BROS: Bias-Corrected Randomized Subspaces for Memory-Efficient Single-Loop Bilevel Optimization

2026-05-11Machine Learning

Machine Learning
AI summary

The authors present BROS, a new method to solve a tricky type of optimization problem used in deep learning tasks like tuning hyperparameters and cleaning data. Unlike existing methods that either use too much memory or don't guarantee good results, BROS works efficiently by focusing updates on random parts of the problem and using a special correction to keep estimates accurate. They prove that BROS is as fast as the best exact methods in theory and show through experiments that it uses much less memory without losing performance.

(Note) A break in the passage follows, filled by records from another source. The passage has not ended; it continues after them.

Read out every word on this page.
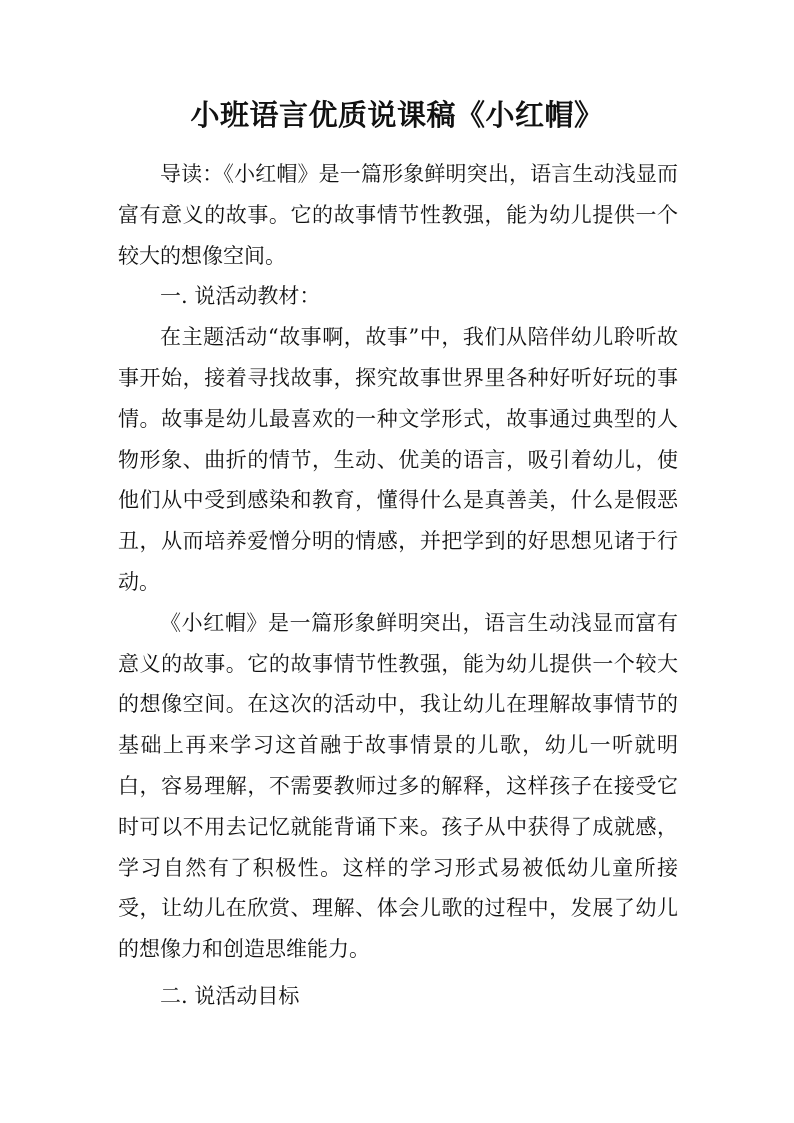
小班语言优质说课稿《小红帽》

导读：《小红帽》是一篇形象鲜明突出，语言生动浅显而富有意义的故事。它的故事情节性教强，能为幼儿提供一个较大的想像空间。

一. 说活动教材：

在主题活动“故事啊，故事”中，我们从陪伴幼儿聆听故事开始，接着寻找故事，探究故事世界里各种好听好玩的事情。故事是幼儿最喜欢的一种文学形式，故事通过典型的人物形象、曲折的情节，生动、优美的语言，吸引着幼儿，使他们从中受到感染和教育，懂得什么是真善美，什么是假恶丑，从而培养爱憎分明的情感，并把学到的好思想见诸于行动。

《小红帽》是一篇形象鲜明突出，语言生动浅显而富有意义的故事。它的故事情节性教强，能为幼儿提供一个较大的想像空间。在这次的活动中，我让幼儿在理解故事情节的基础上再来学习这首融于故事情景的儿歌，幼儿一听就明白，容易理解，不需要教师过多的解释，这样孩子在接受它时可以不用去记忆就能背诵下来。孩子从中获得了成就感，学习自然有了积极性。这样的学习形式易被低幼儿童所接受，让幼儿在欣赏、理解、体会儿歌的过程中，发展了幼儿的想像力和创造思维能力。

二. 说活动目标
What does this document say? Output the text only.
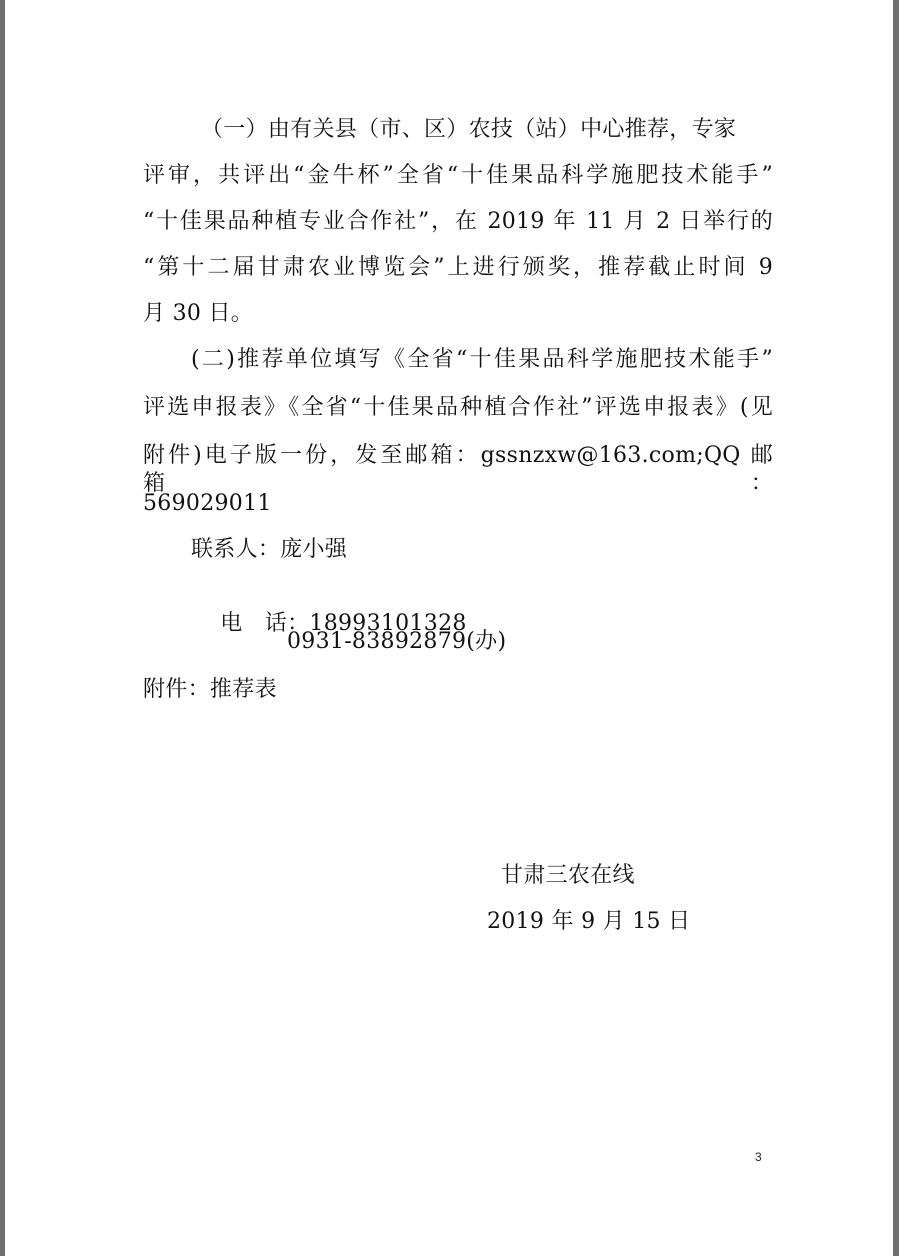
（一）由有关县（市、区）农技（站）中心推荐，专家
评审，共评出“金牛杯”全省“十佳果品科学施肥技术能手”
“十佳果品种植专业合作社”，在 2019 年 11 月 2 日举行的
“第十二届甘肃农业博览会”上进行颁奖，推荐截止时间 9
月 30 日。
(二)推荐单位填写《全省“十佳果品科学施肥技术能手”
评选申报表》《全省“十佳果品种植合作社”评选申报表》(见
附件)电子版一份，发至邮箱：gssnzxw@163.com;QQ 邮箱：
569029011
联系人：庞小强

电　话：18993101328

0931-83892879(办)
附件：推荐表
甘肃三农在线
2019 年 9 月 15 日
3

This makes it easier to handle large neural networks in practice.

stochastic bilevel optimizationhyperparameter learningmemory efficiencysingle-loop methodsRademacher bi-probe correctionHessian estimatorsample complexitydata reweightingrepresentation learningVision Transformer (ViT)
Authors
Hengrui Zhang, Boao Kong, Engao Zhang, Kun Yuan
Abstract
Stochastic bilevel optimization (SBO) has become a standard framework for hyperparameter learning, data reweighting, representation learning, and data-mixture optimization in deep learning. Existing exact single-loop SBO methods and memory-efficient surrogate SBO methods either create severe memory pressure for large lower-level neural networks or lack competitive convergence guarantees under standard assumptions. In this paper, we propose BROS, a memory-efficient single-loop SBO method with the same convergence rate order as exact single-loop SBO methods. BROS performs lower and auxiliary updates in randomized subspaces with a Rademacher bi-probe correction that recovers an unbiased Hessian-action estimator. We prove that BROS preserves the $\mathcal O(\varepsilon^{-2})$ sample complexity of MA-SOBA for finding an $\varepsilon$-stationary point under only standard assumptions. Experiments on hyper-data cleaning, data-mixture learning, hyper-representation learning, and ViT sample reweighting show that BROS reduces peak memory by up to 44.9% while closely matching full-space baseline performance.